Being in a small country town made it so much harder as I had no family support and had no idea where to turn.  She was enrolled in ECDP (Early Childhood Development Program) with Education Queensland when she was 3 1/2.  This was amazing for us.  Charlotte learnt some basic sign language which finally gave me a way to communicate with my little girl.  She finally started with a lot of prompting becoming slightly verbal. 


It was a life changer for me.  I still felt like I had been thrown off a 10m platform into a pool without knowing how to swim but finally felt like my head was sitting just above the water.  


When Charlotte was 5 my marriage ended and I was suddenly a single mother of a 5 year old special needs child and a 2 year old son.  It gave me the chance to move to Brisbane and finally have the support of my family again.  Unfortunately it made things worse again with Charlotte.  In North Queensland her care was infrequent appointments but in Brisbane we struggled to even get on waiting lists.  It took almost 2 years to finally be able to see a Paediatrician.  At this point she was 7 and I had a new partner and we were struggling to get any help anywhere.  After a few appointments, when Charlotte was 8, we finally were given a diagnosis. 


It hasn’t explained anything but has finally put her into a box for the paperwork needed to give us some support.  We weren’t entirely happy with our Paediatrician, and I think having the right Paed for the right family is a big plus but it was certainly better than it had ever been before.  We finally got paperwork filled in for Disability Services QLD and wasn’t that another headache.  As a special needs parent I have never seen so much paperwork in my life.  Disability Services had a meeting with us to assess what help we might need, that lead nowhere and again we felt like we were in limbo.  Our family made the decision to have a sea change and move to the water on the Gold Coast.  It was a great decision and a not so great decision in hindsight. 

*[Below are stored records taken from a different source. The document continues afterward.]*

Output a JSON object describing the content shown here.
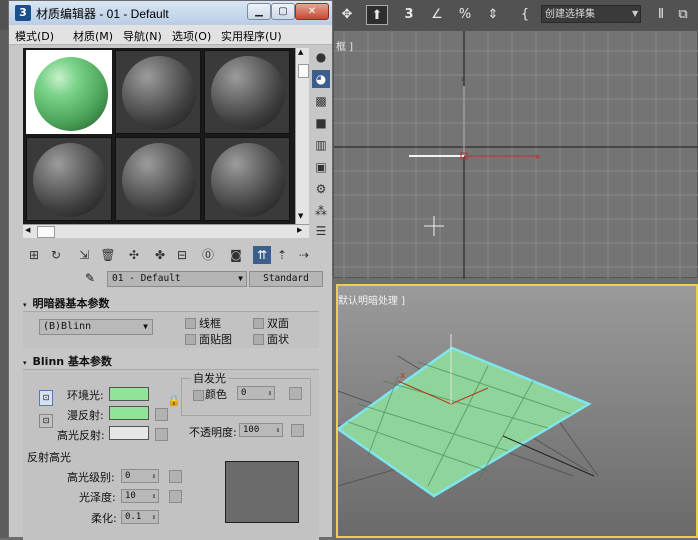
{
  "window": {
    "title": "材质编辑器 - 01 - Default",
    "app_icon": "3"
  },
  "menus": [
    "模式(D)",
    "材质(M)",
    "导航(N)",
    "选项(O)",
    "实用程序(U)"
  ],
  "slots": [
    {
      "selected": true,
      "color": "green"
    },
    {
      "selected": false,
      "color": "gray"
    },
    {
      "selected": false,
      "color": "gray"
    },
    {
      "selected": false,
      "color": "gray"
    },
    {
      "selected": false,
      "color": "gray"
    },
    {
      "selected": false,
      "color": "gray"
    }
  ],
  "material": {
    "name": "01 - Default",
    "type": "Standard"
  },
  "shader_rollout": {
    "title": "明暗器基本参数",
    "shader": "(B)Blinn",
    "options": [
      "线框",
      "双面",
      "面贴图",
      "面状"
    ]
  },
  "blinn_rollout": {
    "title": "Blinn 基本参数",
    "ambient_label": "环境光:",
    "diffuse_label": "漫反射:",
    "specular_label": "高光反射:",
    "ambient_color": "#90e498",
    "diffuse_color": "#90e498",
    "specular_color": "#e6e6e6",
    "self_illum_label": "自发光",
    "color_label": "颜色",
    "self_illum_value": "0",
    "opacity_label": "不透明度:",
    "opacity_value": "100",
    "specular_highlights_label": "反射高光",
    "specular_level_label": "高光级别:",
    "specular_level_value": "0",
    "glossiness_label": "光泽度:",
    "glossiness_value": "10",
    "soften_label": "柔化:",
    "soften_value": "0.1"
  },
  "viewports": {
    "top_label": "[ + ][顶][线框]",
    "top_label_visible": "框 ]",
    "persp_label": "默认明暗处理 ]",
    "toolbar_selection_set": "创建选择集"
  },
  "colors": {
    "plane_green": "#8fd49a",
    "plane_edge": "#7fe6ef",
    "active_viewport": "#e8d24a"
  }
}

It led up to changing our Paediatrician and he was the perfect fit for our family.  Charlotte love being on the water and watching the boats and occasionally dolphins swimming past the back of our house.  She also started at a new school which was brilliant for her.  The staff were amazing and we had so much support from them.  The downside was again being away from my family and the support they offered.  We also for the first time in our lives had external support in the form of respite.  Charlotte got 3 weekends per year in respite which we looked forward to so much.  It gave us a chance to spend some much needed one on one time with my son and occasionally with just the two of us.    

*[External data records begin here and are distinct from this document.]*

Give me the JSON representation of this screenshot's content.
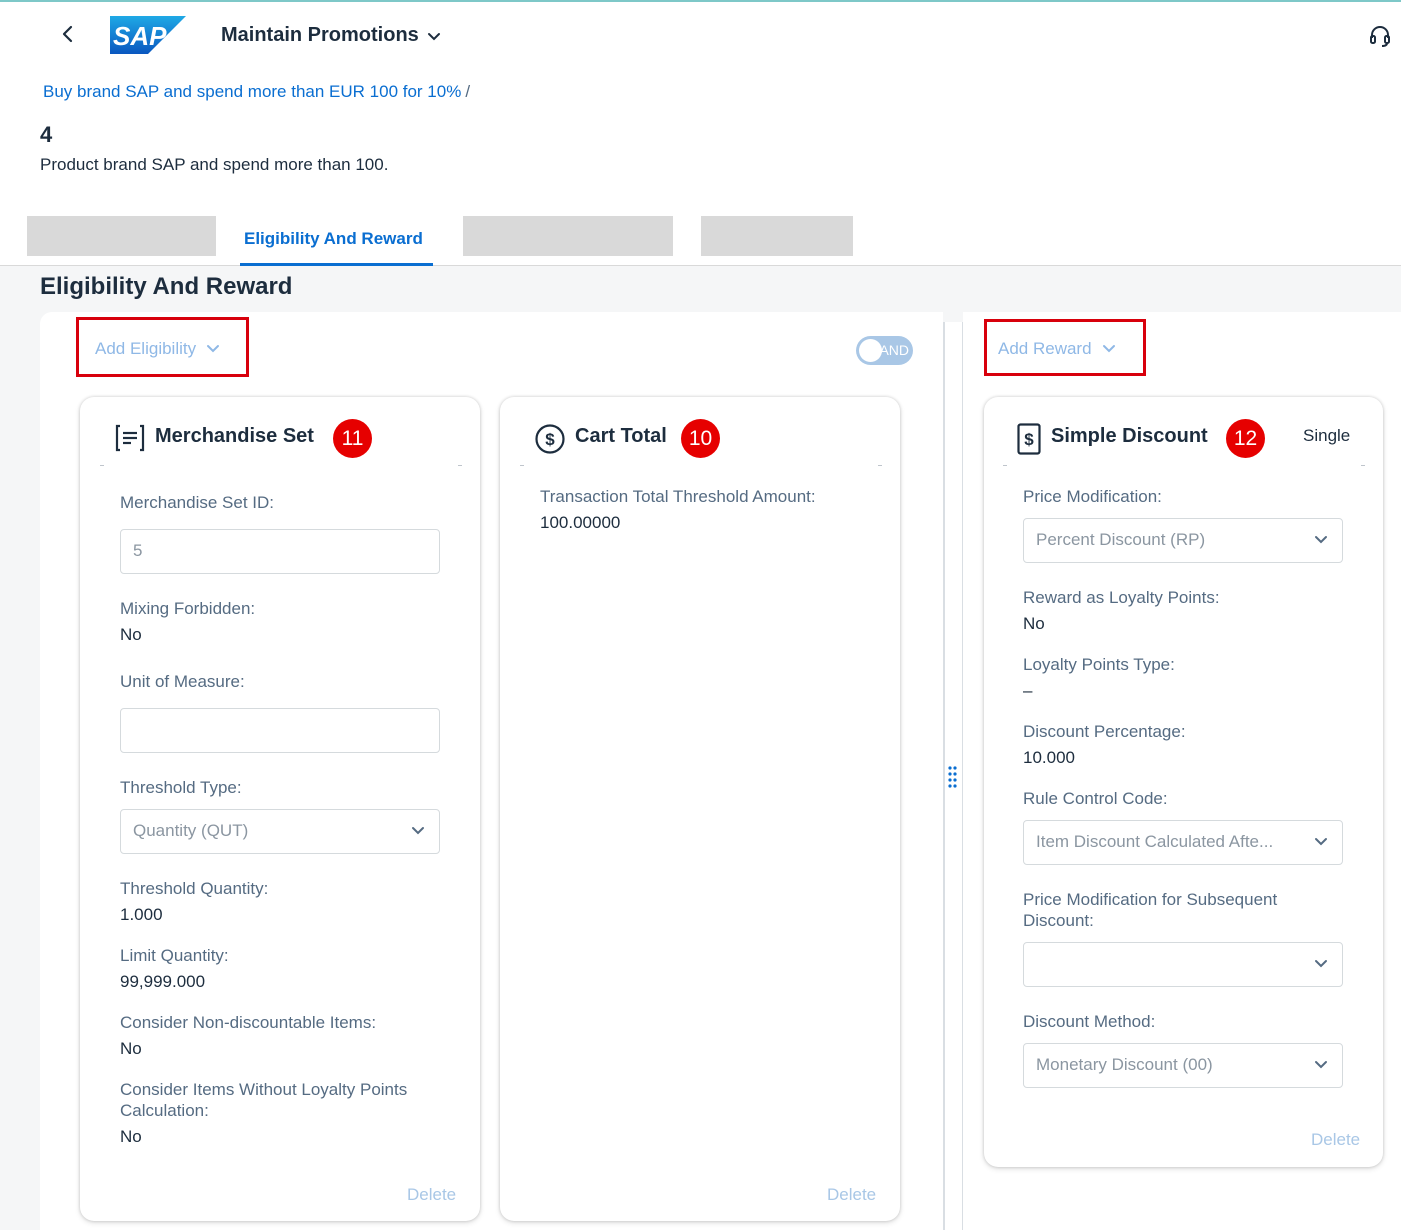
{
  "header": {
    "app_title": "Maintain Promotions",
    "logo_text": "SAP",
    "breadcrumb_link": "Buy brand SAP and spend more than EUR 100 for 10%",
    "breadcrumb_sep": "/",
    "object_title": "4",
    "object_subtitle": "Product brand SAP and spend more than 100."
  },
  "tabs": {
    "active_label": "Eligibility And Reward"
  },
  "section": {
    "title": "Eligibility And Reward"
  },
  "eligibility": {
    "add_label": "Add Eligibility",
    "toggle_label": "AND",
    "merch": {
      "title": "Merchandise Set",
      "badge": "11",
      "set_id_label": "Merchandise Set ID:",
      "set_id_value": "5",
      "mixing_label": "Mixing Forbidden:",
      "mixing_value": "No",
      "uom_label": "Unit of Measure:",
      "uom_value": "",
      "threshold_type_label": "Threshold Type:",
      "threshold_type_value": "Quantity (QUT)",
      "threshold_qty_label": "Threshold Quantity:",
      "threshold_qty_value": "1.000",
      "limit_qty_label": "Limit Quantity:",
      "limit_qty_value": "99,999.000",
      "non_disc_label": "Consider Non-discountable Items:",
      "non_disc_value": "No",
      "loyalty_label_1": "Consider Items Without Loyalty Points",
      "loyalty_label_2": "Calculation:",
      "loyalty_value": "No",
      "delete_label": "Delete"
    },
    "cart": {
      "title": "Cart Total",
      "badge": "10",
      "threshold_label": "Transaction Total Threshold Amount:",
      "threshold_value": "100.00000",
      "delete_label": "Delete"
    }
  },
  "reward": {
    "add_label": "Add Reward",
    "discount": {
      "title": "Simple Discount",
      "badge": "12",
      "mode": "Single",
      "price_mod_label": "Price Modification:",
      "price_mod_value": "Percent Discount (RP)",
      "loyalty_label": "Reward as Loyalty Points:",
      "loyalty_value": "No",
      "loyalty_type_label": "Loyalty Points Type:",
      "loyalty_type_value": "–",
      "percentage_label": "Discount Percentage:",
      "percentage_value": "10.000",
      "rule_label": "Rule Control Code:",
      "rule_value": "Item Discount Calculated Afte...",
      "subseq_label_1": "Price Modification for Subsequent",
      "subseq_label_2": "Discount:",
      "subseq_value": "",
      "method_label": "Discount Method:",
      "method_value": "Monetary Discount (00)",
      "delete_label": "Delete"
    }
  },
  "colors": {
    "accent": "#0a6ed1",
    "badge": "#e60000",
    "highlight_box": "#d8000c"
  }
}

I found myself in a downward spiral.  My partner who became my husband during this time was incredible but he travelled a lot for work and I could go for days or weeks at a time not leaving the house except for dropping my son at school and picking him up. 

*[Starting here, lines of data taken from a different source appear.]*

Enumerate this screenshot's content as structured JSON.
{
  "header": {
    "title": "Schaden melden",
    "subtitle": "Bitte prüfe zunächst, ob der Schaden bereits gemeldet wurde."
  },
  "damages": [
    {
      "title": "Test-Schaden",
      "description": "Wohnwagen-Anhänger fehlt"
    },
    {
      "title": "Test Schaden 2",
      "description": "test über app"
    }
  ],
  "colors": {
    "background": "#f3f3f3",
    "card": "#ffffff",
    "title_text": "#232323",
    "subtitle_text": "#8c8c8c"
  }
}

I had struggled previously with my own mental health issues and it again was rearing its ugly head.  Four years after the move down there it became apparent that as nice as it was having dolphins in the backyard it wasn’t practical for our family and we moved back.  At that same time after 4 years on a waiting list on the Gold Coast we were also offered 1 day per week of vacation care. 


Unfortunately it wasn’t approved until the week we moved back which was incredibly frustrating.  So now we are back close to my family, still driving to the Gold Coast to see our preferred Paediatrician and again at the bottom of every list imaginable for respite and support (made even worse by the fact that with NDIS coming in nobody is really doing anything on this front). 


We are very fortunate to have my family.  One of my sister’s takes Charlotte for a sleepover once a month for a night so we get a regular break. 


Life for us will never be easy.  We can’t plan for the future like most families. 


My husband and I can dream, but not plan, for the overseas travel when our children grow and move out of home.


We have a life of uncertainty and stress in wondering what the future will bring for our girl and ourselves.  We do however want to use our experiences and struggles to help others feel that they are not alone. 


This is a very isolating journey, and we need to pull together and support each other.